On our way back we passed some deserted buildings on a sandy point. We inquired about them, and were told that they were the commencement of a city, originally called "New York;" but, having disappointed its founders, the Indian name of Alki (By and By) was given to it in derision.

We saw in the woods near here some magnificent rhododendrons, ten or twelve feet tall, covered with clusters of rose-colored flowers.

One of the boatmen has a pet seal that we sometimes take out in the boat with us. We put him occasionally into the water, feeling that he must be longing to go; but he always stays near the boat, and comes back if we whistle to him, and seems quite companionable. Who would have believed that one of these cold sea creatures could ever have been enticed into such intimacy? Our only idea of them, before this experience, had been of a little dark head here and there in the distance, in the midst of great wastes of water, where, as Lowell says, they—

"Solemnly lift their faces gray,
Making it yet more lonely."

One of the captains we sailed with told us that he had at one time a gray eagle he had tamed when young, that often took coasting-voyages with him, leaving the vessel occasionally, and returning to it, even when it had sailed many miles; never, by mistake, alighting on another craft instead of his. Sometimes, when out on a voyage to San Francisco, it would leave the vessel, and return to his house on Port Discovery Bay.

October 15, 1874.

As we were passing along near the shore to-day, in our boat, we saw an Indian woman sitting alone on the beach, moaning, and dipping her hands continually in the water. Her canoe was drawn up beside her. We stopped, and asked her if any one was dead. She pointed to a square box[2] in the canoe, and said, "mika tenas" (my child). She said, afterwards, that she was as tall as I, and "hyas closhe" (so good)!

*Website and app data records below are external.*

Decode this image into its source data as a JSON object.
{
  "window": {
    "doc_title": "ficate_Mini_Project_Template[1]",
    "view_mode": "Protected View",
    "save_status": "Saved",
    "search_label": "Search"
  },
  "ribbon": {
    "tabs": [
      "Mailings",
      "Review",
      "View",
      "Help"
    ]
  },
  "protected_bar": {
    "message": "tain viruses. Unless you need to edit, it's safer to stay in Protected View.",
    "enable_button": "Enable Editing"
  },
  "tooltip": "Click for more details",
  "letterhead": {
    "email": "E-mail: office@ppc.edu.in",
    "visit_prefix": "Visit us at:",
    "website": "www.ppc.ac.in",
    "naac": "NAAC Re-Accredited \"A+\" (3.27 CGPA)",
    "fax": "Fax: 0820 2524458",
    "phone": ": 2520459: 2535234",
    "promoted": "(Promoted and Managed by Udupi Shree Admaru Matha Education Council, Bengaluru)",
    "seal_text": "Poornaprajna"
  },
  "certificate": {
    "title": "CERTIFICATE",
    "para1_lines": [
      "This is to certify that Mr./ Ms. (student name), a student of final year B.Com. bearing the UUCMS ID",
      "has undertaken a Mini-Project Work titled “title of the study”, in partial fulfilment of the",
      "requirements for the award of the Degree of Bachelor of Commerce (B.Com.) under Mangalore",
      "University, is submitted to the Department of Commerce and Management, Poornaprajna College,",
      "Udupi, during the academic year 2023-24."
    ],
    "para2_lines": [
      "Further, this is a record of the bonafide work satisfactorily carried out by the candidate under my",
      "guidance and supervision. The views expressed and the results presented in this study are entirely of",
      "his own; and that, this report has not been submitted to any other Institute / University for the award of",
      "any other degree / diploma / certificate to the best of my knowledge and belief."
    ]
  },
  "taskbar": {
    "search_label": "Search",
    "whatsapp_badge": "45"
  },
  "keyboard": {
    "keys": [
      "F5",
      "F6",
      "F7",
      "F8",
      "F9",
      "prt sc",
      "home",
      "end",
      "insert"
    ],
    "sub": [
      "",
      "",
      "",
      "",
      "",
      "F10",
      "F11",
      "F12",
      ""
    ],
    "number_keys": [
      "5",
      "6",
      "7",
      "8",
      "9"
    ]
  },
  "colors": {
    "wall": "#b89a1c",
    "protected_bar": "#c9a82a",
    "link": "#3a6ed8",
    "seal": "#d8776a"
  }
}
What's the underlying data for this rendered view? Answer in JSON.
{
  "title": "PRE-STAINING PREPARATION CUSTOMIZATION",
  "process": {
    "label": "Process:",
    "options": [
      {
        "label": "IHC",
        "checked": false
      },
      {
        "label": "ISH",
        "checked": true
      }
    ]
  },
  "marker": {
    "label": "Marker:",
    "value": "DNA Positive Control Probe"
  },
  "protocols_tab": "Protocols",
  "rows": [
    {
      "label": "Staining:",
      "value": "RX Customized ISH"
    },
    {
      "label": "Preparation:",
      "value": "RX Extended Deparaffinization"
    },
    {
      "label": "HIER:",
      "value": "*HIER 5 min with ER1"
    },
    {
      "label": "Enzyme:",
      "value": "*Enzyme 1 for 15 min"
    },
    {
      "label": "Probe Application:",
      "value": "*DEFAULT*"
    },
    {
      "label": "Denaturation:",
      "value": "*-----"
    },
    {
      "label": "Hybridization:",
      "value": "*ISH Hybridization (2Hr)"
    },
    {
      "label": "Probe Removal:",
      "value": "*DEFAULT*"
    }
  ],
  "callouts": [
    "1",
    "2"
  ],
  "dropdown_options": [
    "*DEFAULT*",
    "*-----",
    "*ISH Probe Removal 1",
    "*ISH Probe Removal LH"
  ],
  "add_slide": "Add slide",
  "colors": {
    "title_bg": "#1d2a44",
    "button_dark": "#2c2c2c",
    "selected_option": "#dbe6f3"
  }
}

As the poor Indian mother looked round at the waves and the sky to comfort her, I thought, what is there, after all, that civilization can offer, beyond what is given by Nature alone, to every one in deepest need?

Yeomans, our old Port Angeles friend, called on us to-day. Every year since we left there, he has included us in his annual visit to the Seattle tribes. Each time we see him I think must be the last, he looks so very old; but every autumn brings him back, apparently unchanged. He seems to alter as slowly as the old firs about him. I am surprised always at his light tread; he bears so little weight on his feet, but glides along as if he were still in the woods, and would not have a leaf rustle.

FOOTNOTES:

[2] The crouching position, the favorite one of the Indians in life, is preserved by them in the disposition of their dead.